Dior presentó su alta costura tres días después de vestir a Taylor Swift en su boda
A los invitados les repartieron abanicos negros de bambú junto con las invitaciones, y no en vano: el desfile se celebró en un jardín a más de 30 grados. En la pasarela, helechos, flores de seda y bolsos ideados junto a una escultora.
Jonathan Anderson llegó al desfile de alta costura de Dior en la cresta del encargo del año: la casa vistió a Taylor Swift y a su marido, Travis Kelce, en su boda en Nueva York, celebrada el viernes. En el momento del desfile aún no se habían publicado las fotografías de los trajes, lo que no hacía sino caldear la sala.
El desfile se celebró en los jardines del museo Rodin, y ese día Francia estaba bajo otra ola de calor: más de treinta grados, con previsión de subir todavía más. Los invitados —el actor Josh O’Connor, la modelo Alexa Chung, el director Baz Luhrmann— se abanicaban con los abanicos negros de bambú que Dior había enviado de antemano junto con las invitaciones.
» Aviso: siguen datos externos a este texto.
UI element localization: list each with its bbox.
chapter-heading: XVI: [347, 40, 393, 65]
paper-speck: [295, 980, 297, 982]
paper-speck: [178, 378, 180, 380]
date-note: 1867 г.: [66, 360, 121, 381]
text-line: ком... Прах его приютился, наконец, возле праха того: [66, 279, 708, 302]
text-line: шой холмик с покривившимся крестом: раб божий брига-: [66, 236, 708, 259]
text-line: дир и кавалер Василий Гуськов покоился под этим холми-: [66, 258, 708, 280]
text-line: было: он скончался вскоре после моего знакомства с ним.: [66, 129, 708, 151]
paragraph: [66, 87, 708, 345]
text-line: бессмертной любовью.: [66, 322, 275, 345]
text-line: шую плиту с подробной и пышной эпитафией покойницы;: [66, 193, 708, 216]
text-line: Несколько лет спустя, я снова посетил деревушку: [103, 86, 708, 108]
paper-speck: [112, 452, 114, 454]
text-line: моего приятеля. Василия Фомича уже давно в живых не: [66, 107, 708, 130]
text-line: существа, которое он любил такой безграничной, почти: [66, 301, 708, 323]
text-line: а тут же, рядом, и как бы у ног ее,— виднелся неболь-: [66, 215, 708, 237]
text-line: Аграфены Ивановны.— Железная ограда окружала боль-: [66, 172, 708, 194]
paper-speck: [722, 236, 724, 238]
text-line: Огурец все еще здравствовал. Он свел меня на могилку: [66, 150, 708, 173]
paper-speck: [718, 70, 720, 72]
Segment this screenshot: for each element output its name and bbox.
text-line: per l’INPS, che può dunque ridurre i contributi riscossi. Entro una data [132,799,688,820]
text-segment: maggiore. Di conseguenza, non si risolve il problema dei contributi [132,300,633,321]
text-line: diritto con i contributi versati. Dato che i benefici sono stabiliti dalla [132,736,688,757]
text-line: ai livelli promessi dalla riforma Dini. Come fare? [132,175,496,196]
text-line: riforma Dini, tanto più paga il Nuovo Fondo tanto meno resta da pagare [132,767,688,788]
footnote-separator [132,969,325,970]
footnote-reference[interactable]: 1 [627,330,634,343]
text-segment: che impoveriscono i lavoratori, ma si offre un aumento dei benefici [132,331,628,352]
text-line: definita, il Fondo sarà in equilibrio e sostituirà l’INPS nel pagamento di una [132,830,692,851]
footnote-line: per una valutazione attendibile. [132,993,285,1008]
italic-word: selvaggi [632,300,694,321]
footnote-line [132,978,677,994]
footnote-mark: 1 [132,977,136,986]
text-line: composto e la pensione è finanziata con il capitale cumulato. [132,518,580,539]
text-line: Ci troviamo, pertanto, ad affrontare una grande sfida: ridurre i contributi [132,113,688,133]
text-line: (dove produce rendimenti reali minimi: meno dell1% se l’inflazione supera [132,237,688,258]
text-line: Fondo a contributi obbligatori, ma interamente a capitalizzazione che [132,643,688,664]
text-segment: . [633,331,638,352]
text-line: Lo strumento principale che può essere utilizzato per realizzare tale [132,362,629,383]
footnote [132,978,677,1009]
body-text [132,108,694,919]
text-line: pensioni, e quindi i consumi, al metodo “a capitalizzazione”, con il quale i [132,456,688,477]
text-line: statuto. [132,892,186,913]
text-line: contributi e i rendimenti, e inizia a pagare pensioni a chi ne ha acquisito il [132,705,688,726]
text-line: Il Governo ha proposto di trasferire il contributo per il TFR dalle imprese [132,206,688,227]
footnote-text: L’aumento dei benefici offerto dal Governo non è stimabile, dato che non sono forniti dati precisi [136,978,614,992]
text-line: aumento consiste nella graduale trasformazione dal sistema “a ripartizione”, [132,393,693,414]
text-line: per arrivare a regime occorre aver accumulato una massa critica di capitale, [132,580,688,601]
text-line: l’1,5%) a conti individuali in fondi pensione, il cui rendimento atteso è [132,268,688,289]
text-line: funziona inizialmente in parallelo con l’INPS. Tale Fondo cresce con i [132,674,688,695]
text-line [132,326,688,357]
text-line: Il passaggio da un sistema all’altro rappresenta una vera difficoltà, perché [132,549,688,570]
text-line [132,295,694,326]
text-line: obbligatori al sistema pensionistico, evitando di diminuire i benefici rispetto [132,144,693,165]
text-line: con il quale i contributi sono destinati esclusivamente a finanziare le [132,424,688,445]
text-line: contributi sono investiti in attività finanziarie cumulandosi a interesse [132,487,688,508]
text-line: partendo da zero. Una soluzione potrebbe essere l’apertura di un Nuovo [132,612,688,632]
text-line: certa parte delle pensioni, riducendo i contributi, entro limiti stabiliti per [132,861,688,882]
Las modelos salían a una pasarela negra y espejada, entre grandes helechos. Varios looks estaban construidos por completo con flores de seda bordadas: Anderson prosigue con su tema de la naturaleza y los jardines.
La gran colaboración de la temporada es con la escultora estadounidense Lynda Benglis. Con ella se han hecho cuatro bolsos, y los pliegues característicos de su obra pasaron a blusas de gasa de seda, pantalones y chaquetas. En la parte delantera de uno de los vestidos se desplegaban unos abanicos gigantes de tul azul. Anderson, que antes de Dior dirigió Loewe, trabaja con artistas de forma habitual: ya mostró esculturas de Benglis en 2023 para la casa española.
La clásica chaqueta Bar se reinterpreta dos veces: en tweed color helecho con flecos deshilachados y en lana gris de pata de gallo, drapeada en un gran lazo. Otra chaqueta va bordada por completo con hilos de seda blancos. Los abrigos son fluidos y amplios, texturizados, con flecos o con plisados dramáticos y lazos. La paleta de grises, blancos y plateados se rompe con verdes y azules intensos.
Los bolsos inspirados en Benglis han salido enormes y escultóricos, en plisado metálico. Los zapatos llevan detalles florales o lazos metálicos plisados. Las joyas, según las notas del desfile, las hicieron artesanos de Jaipur, en la India.